A review by donsmilo
Siphon by Jay Boyce

3.0

I greatly disliked the second book. If you've read my reviews and think you are like me, don't bother reading this book series.

Book 1:
It was a fun book about a perfect and over powered main character sent to a world of magic from another world. I appreciate the execution of the world building and the characters. However, things are not entirely logical in the book. When the character first comes into the world she treats people like dirt. Her inner monologue shows that she’s actually a good person, but her dialogue does nothing to indicate that. However, people magically become friends with her anyway for no apparent reason, which I find rather inconsistent and unrealistic. When she is deciding what to learn, she seems to be rather aimless and not driven. Overall, the story is driven by random events that happened to her instead of because of some over arching purpose. This is the last like a story about a main character and more like a catalog of random events

Book 2:
1) the MC is a jerk to half the people she meets but they love her anyway
2) the MC is written to try to make us like her, but she blatantly doesn’t care about other people. She never tries to really understand much less try to help the classes under her
3) the rest of the world are written as blatantly dumb, with the MC figuring out things that the reader saw ages ago and presenting them as new to a kingdom that has existed with magic for bazillions of years longer than the mc
4) the mc is supposed to be smart but is dumb. On one hand, she is supposed to be a genius who is better than other people at everything, while on the other hand, she pursues dumb business ventures and projects. (Somehow her main source of income is lighted Christmas ornaments that she only takes a cut on while she comes from the real world and should be inventing the wheel (yeah, the inhabitants of the world are dumb) or selling her death gun to the military (given her blatant disregard for oppression or human lives that are out of sight)
5) the magic is ruleless, like soft magic, but is given specific capabilities, like hard magic.

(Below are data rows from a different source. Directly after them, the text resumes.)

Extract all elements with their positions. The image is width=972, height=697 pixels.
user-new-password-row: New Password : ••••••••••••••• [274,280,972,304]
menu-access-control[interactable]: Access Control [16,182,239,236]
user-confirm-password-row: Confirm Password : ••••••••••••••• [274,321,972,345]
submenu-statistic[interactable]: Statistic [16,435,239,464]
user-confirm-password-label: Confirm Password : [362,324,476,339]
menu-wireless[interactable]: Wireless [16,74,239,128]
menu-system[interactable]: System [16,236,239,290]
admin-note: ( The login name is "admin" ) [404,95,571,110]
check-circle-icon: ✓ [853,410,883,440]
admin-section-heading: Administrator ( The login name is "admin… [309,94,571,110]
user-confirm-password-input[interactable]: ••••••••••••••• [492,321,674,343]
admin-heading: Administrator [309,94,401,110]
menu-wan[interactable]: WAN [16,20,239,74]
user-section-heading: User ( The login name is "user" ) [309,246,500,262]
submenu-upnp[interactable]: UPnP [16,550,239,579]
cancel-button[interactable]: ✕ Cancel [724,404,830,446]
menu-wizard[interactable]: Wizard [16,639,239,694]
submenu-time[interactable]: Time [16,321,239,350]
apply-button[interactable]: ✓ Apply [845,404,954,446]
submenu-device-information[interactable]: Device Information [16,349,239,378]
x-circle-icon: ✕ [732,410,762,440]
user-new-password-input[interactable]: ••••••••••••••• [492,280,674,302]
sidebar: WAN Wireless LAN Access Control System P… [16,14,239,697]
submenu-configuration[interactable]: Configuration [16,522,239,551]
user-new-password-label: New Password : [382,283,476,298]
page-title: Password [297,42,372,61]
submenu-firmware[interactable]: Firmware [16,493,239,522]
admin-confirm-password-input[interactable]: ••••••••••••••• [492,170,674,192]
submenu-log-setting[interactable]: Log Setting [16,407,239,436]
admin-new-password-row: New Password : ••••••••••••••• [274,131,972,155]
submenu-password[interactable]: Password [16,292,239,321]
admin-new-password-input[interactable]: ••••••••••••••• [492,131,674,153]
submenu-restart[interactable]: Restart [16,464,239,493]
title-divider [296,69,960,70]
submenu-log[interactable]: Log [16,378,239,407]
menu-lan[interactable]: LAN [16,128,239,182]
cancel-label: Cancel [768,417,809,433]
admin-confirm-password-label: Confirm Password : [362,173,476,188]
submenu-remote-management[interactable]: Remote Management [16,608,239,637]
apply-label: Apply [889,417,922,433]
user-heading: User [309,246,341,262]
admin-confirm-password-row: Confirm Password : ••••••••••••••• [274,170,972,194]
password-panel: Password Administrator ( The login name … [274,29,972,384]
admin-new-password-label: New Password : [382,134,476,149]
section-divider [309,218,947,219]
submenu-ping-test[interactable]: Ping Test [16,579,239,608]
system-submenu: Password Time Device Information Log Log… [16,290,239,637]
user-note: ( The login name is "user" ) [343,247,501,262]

This creates tons of situations where magic should be able to do something but it isn’t practiced or used by her or anyone, much to the irritation of a smart audience (like in sci-fi, if you are gonna detail your railguns don’t leave me without radiators). She only uses gravity magic to help lift boxes, she only uses flight to bounce on her bed.
6) the softness means that she randomly gets unearned level ups that make no sense with the otherwise hard known capabilities of magic. For example, most magic functions like alchemy in fmab but with the stipulation that matter to energy conversion and energy to matter conversion is easy. However, when the author wants her to blame the light magic teacher for not teaching combat light magic (why did he deserve to get reamed? She’s a jerk) suddenly it’s revealed that wind speeds up light, and light can punch (as in, transfer force to shatter things, not just melt things like a laser) through solid rock instantly, and can easily be continuously bent to create a semi physical shield that also somehow deflects other light. Don’t get me wrong, I could accept this if this whole “magic doesn’t follow physics“ idea carried through for all kinds of magic, but it doesn’t. All the other types of magic, like water blood and healing rely on proper physics and established rules (you need to know body structures to heal them correctly, water is formed into ice to attack, etc).





Old:
This reads like a 5 year old telling me about their day at school. This happened, then this happened, then this that and the other thing. There is not really a reason to care. The characters are one dimensional, with boys existing solely to fawn over and fought to protect the main character and girls being token friends and piggybanks. It’s not horrible by any stretch, but it is far from good. The world development seems to be using harder magic than something like lotr but there are no definite limits, so every “advancement” feels unearned and random, feeling like a plot tool to make the mc stronger. Also, the mc is incredibly inconsistent. She shows off one moment, then loves all people, then is an immature girl, then kills animals, feels nothing, and casually decides to exterminate all the bad animals. During this we have no sense of how strong the mc is and are continually frustrated by things that should be possible under the previously shown limits of magic not being considered. Also, the mc randomly throws a fit at a teacher for teaching the curriculum and not teaching them how to make death lasers. That in particular lost me. It seemed so out of character and illogical. Then she showed them her magic projector, which Can be a laser gun or a flame thrower or anything else and everyone reacts with supreme disinterest and leaves the most potent weapon in the world behind to go have lunch. The mc is supposed to be a super genius with godly mental stats but also her ideas for modern technology to introduce are sunglasses and zippers and lightsabers.

Don’t get me wrong. It’s got effort put into it, but it is so incredibly illogical while pretending to make sense that it is unreadable.

Not that I would write a better book though :) so what does my opinion really matter?